Benchmarks - Githubissues

pola-rs / valves

general functions for your data .pipe()-lines.

16 stars 2 forks source link

Benchmarks #6

Open ritchie46 opened 3 years ago

ritchie46 commented 3 years ago

As we compare different tools here. It would be cool to run benchmarks from this repo.

Maybe in CI, and later maybe even a dedicated runner.

These can could then be shown on the website. I am already assuming here that polars does great. :smile:

koaning commented 3 years ago

Benchmarks are most certainly the plan! Any preference on how though? Part of me likes the idea of running it on Github Actions, but I'm wondering if they provide consistent hardware. There's also "what datasets shall we use" and "where to host those". I may also imagine that we may want to consider versions of functions. After all, there may be multiple ways to implement "sessionize".

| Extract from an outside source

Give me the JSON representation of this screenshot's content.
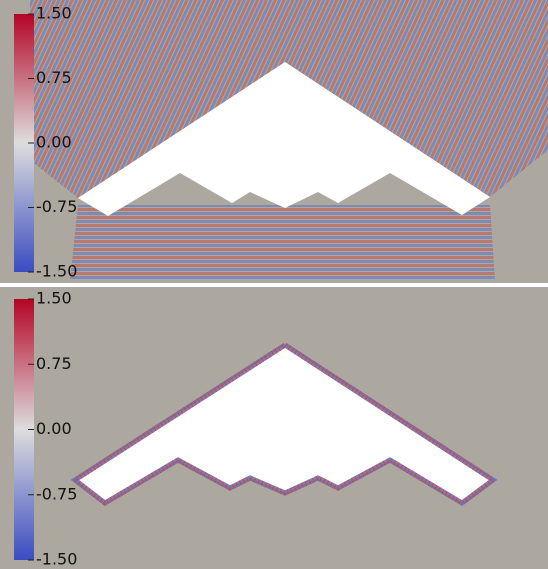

koaning commented 3 years ago

Come to think of it, do we really want to download large datasets and run potentially long-running benchmarks in Github Actions?

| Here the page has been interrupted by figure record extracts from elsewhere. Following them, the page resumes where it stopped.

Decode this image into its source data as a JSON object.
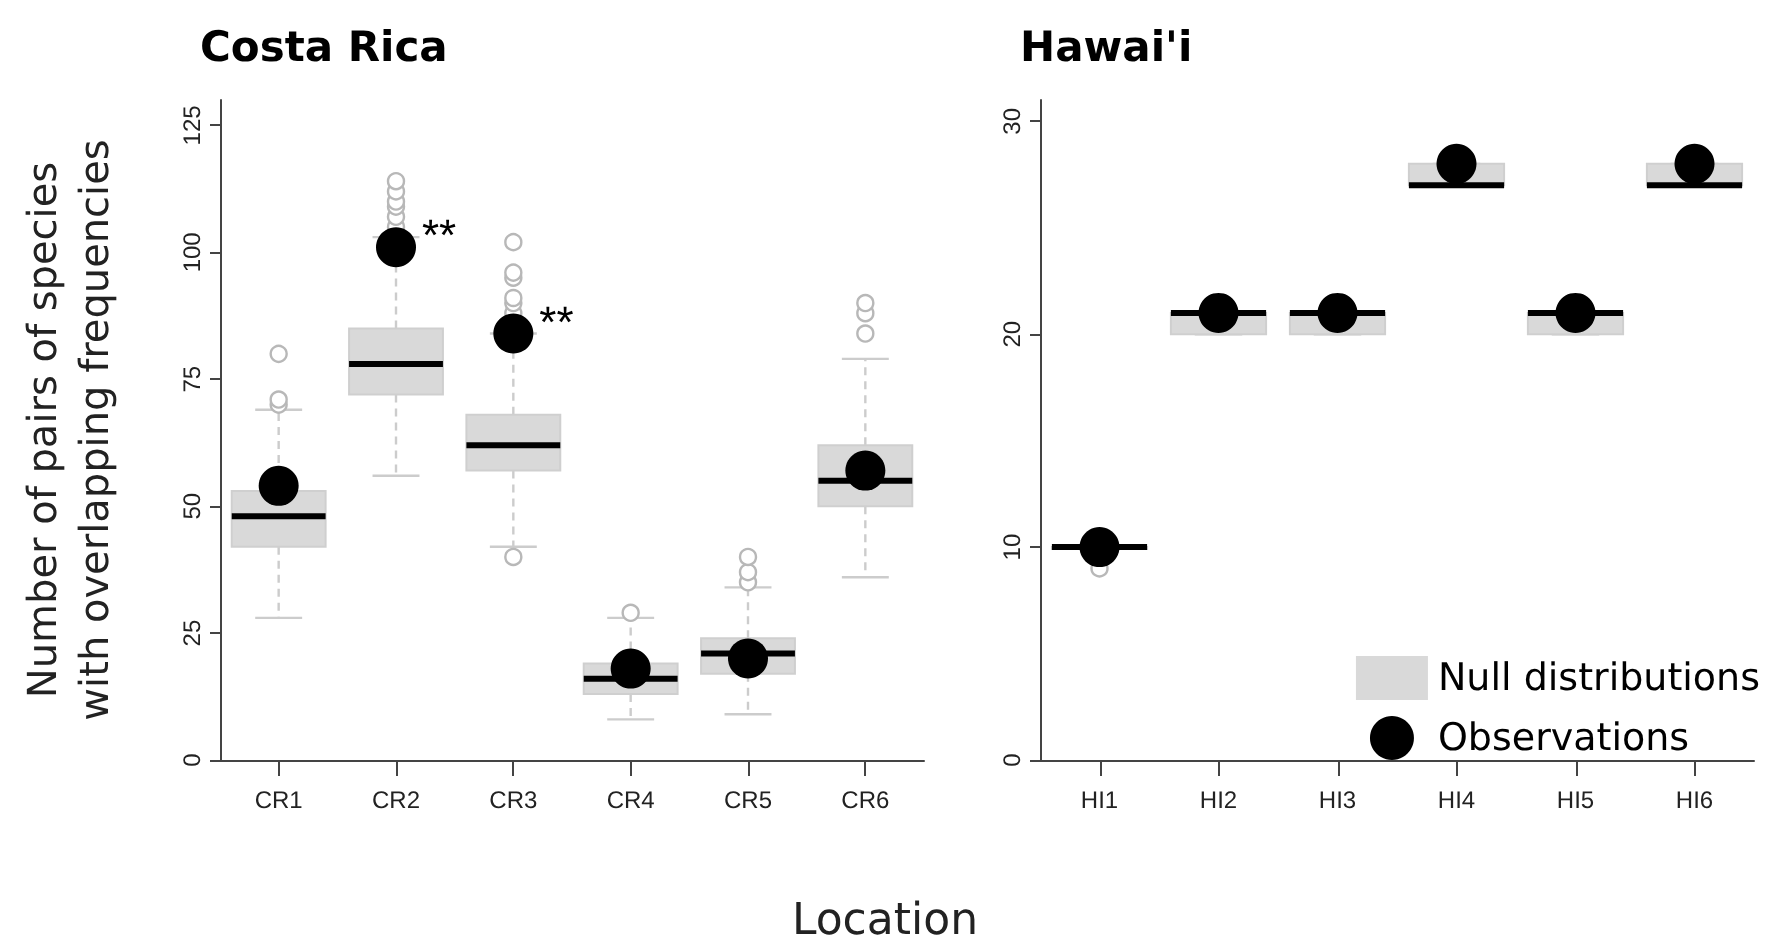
{
  "chart_data": [
    {
      "type": "box",
      "title": "Costa Rica",
      "xlabel": "Location",
      "ylabel": "Number of pairs of species\nwith overlapping frequencies",
      "categories": [
        "CR1",
        "CR2",
        "CR3",
        "CR4",
        "CR5",
        "CR6"
      ],
      "ylim": [
        0,
        130
      ],
      "yticks": [
        0,
        25,
        50,
        75,
        100,
        125
      ],
      "grid": false,
      "legend": false,
      "annotations": [
        {
          "text": "**",
          "x": "CR2",
          "y": 101
        },
        {
          "text": "**",
          "x": "CR3",
          "y": 84
        }
      ],
      "series": [
        {
          "color": "#d9d9d9",
          "boxes": [
            {
              "low": 28,
              "q1": 42,
              "median": 48,
              "q3": 53,
              "high": 69,
              "outliers": [
                70,
                71,
                80
              ]
            },
            {
              "low": 56,
              "q1": 72,
              "median": 78,
              "q3": 85,
              "high": 103,
              "outliers": [
                105,
                107,
                109,
                110,
                112,
                114
              ]
            },
            {
              "low": 42,
              "q1": 57,
              "median": 62,
              "q3": 68,
              "high": 84,
              "outliers": [
                40,
                88,
                90,
                91,
                95,
                96,
                102
              ]
            },
            {
              "low": 8,
              "q1": 13,
              "median": 16,
              "q3": 19,
              "high": 28,
              "outliers": [
                29
              ]
            },
            {
              "low": 9,
              "q1": 17,
              "median": 21,
              "q3": 24,
              "high": 34,
              "outliers": [
                35,
                37,
                40
              ]
            },
            {
              "low": 36,
              "q1": 50,
              "median": 55,
              "q3": 62,
              "high": 79,
              "outliers": [
                84,
                88,
                90
              ]
            }
          ]
        },
        {
          "type": "scatter",
          "color": "#000000",
          "marker": "circle",
          "values": [
            54,
            101,
            84,
            18,
            20,
            57
          ]
        }
      ]
    },
    {
      "type": "box",
      "title": "Hawai'i",
      "categories": [
        "HI1",
        "HI2",
        "HI3",
        "HI4",
        "HI5",
        "HI6"
      ],
      "ylim": [
        0,
        31
      ],
      "yticks": [
        0,
        10,
        20,
        30
      ],
      "grid": false,
      "legend": "bottom right",
      "series": [
        {
          "name": "Null distributions",
          "color": "#d9d9d9",
          "boxes": [
            {
              "low": 10,
              "q1": 10,
              "median": 10,
              "q3": 10,
              "high": 10,
              "outliers": [
                9
              ]
            },
            {
              "low": 20,
              "q1": 20,
              "median": 21,
              "q3": 21,
              "high": 21
            },
            {
              "low": 20,
              "q1": 20,
              "median": 21,
              "q3": 21,
              "high": 21
            },
            {
              "low": 27,
              "q1": 27,
              "median": 27,
              "q3": 28,
              "high": 28
            },
            {
              "low": 20,
              "q1": 20,
              "median": 21,
              "q3": 21,
              "high": 21
            },
            {
              "low": 27,
              "q1": 27,
              "median": 27,
              "q3": 28,
              "high": 28
            }
          ]
        },
        {
          "name": "Observations",
          "type": "scatter",
          "color": "#000000",
          "marker": "circle",
          "values": [
            10,
            21,
            21,
            28,
            21,
            28
          ]
        }
      ]
    }
  ]
}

ritchie46 commented 3 years ago

Could create CI that only runs on manual triggers. In the polars repo, we create the datasets instead of downloading.

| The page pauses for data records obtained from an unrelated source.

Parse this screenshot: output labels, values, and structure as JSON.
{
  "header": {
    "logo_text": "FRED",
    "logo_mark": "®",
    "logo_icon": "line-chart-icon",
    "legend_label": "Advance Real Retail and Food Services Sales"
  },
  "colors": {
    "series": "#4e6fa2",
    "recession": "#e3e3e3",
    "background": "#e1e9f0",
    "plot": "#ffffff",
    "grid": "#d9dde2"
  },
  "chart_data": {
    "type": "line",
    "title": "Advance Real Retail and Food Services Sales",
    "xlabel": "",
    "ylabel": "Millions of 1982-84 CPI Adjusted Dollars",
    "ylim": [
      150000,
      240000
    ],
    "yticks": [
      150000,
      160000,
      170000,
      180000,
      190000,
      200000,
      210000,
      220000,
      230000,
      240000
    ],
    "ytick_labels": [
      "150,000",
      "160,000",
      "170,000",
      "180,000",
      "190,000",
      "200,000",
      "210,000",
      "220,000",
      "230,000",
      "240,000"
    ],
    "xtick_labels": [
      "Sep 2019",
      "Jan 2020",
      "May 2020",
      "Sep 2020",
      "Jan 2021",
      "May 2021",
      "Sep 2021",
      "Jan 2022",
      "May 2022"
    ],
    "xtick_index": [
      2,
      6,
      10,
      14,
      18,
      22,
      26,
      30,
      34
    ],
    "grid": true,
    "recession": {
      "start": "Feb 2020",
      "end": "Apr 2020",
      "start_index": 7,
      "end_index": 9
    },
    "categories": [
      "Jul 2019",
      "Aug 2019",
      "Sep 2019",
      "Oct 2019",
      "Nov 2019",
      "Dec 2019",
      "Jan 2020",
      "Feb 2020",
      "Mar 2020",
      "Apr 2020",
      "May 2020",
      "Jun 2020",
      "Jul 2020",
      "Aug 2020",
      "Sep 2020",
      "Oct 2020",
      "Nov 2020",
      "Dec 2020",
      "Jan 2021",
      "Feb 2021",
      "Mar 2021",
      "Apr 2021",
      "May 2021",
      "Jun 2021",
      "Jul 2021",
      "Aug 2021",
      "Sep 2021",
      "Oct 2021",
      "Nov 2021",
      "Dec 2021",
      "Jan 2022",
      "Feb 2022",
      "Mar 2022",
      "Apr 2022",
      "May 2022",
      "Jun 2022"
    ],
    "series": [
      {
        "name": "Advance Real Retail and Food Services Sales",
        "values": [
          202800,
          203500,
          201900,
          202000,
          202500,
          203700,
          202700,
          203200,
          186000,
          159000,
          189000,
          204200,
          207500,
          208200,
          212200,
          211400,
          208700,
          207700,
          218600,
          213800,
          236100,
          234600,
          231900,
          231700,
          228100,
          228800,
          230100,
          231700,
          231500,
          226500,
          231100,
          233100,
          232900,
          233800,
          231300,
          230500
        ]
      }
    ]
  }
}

The VM's are shared, but I do think that within a pipeline we have the same compute (not really sure though), this would make relative comparisons still sensbible within one run.

koaning commented 3 years ago

Fair enough. Let's try and start with GithubCI just to keep things simple.

Where would you want to store the data from the benchmark results? Do we want to store the results of the runs in git?

ritchie46 commented 3 years ago

Hmm.. that's maybe a good idea yes. We could store it in a separate clean branch. The whole benchmarking is a large todo still.

I also want to run TCPH benchmarks in the polars repo, which would need dedicated compute. I can imagine eventually setting up a database etc.

koaning commented 3 years ago

I just got a base thing goin' on my local multiple dispatch branch.

What does TCPH stand for?

Also, simulating some of these datasets is tricky. How might we properly simulate a session dataset?

koaning commented 3 years ago

I was thinking about building a memo script, but I'm open to other ideas too. It kind of depends on how accurate you'd like these numbers. There's also stuff like measure parquet vs. csv and/or number of CPUs.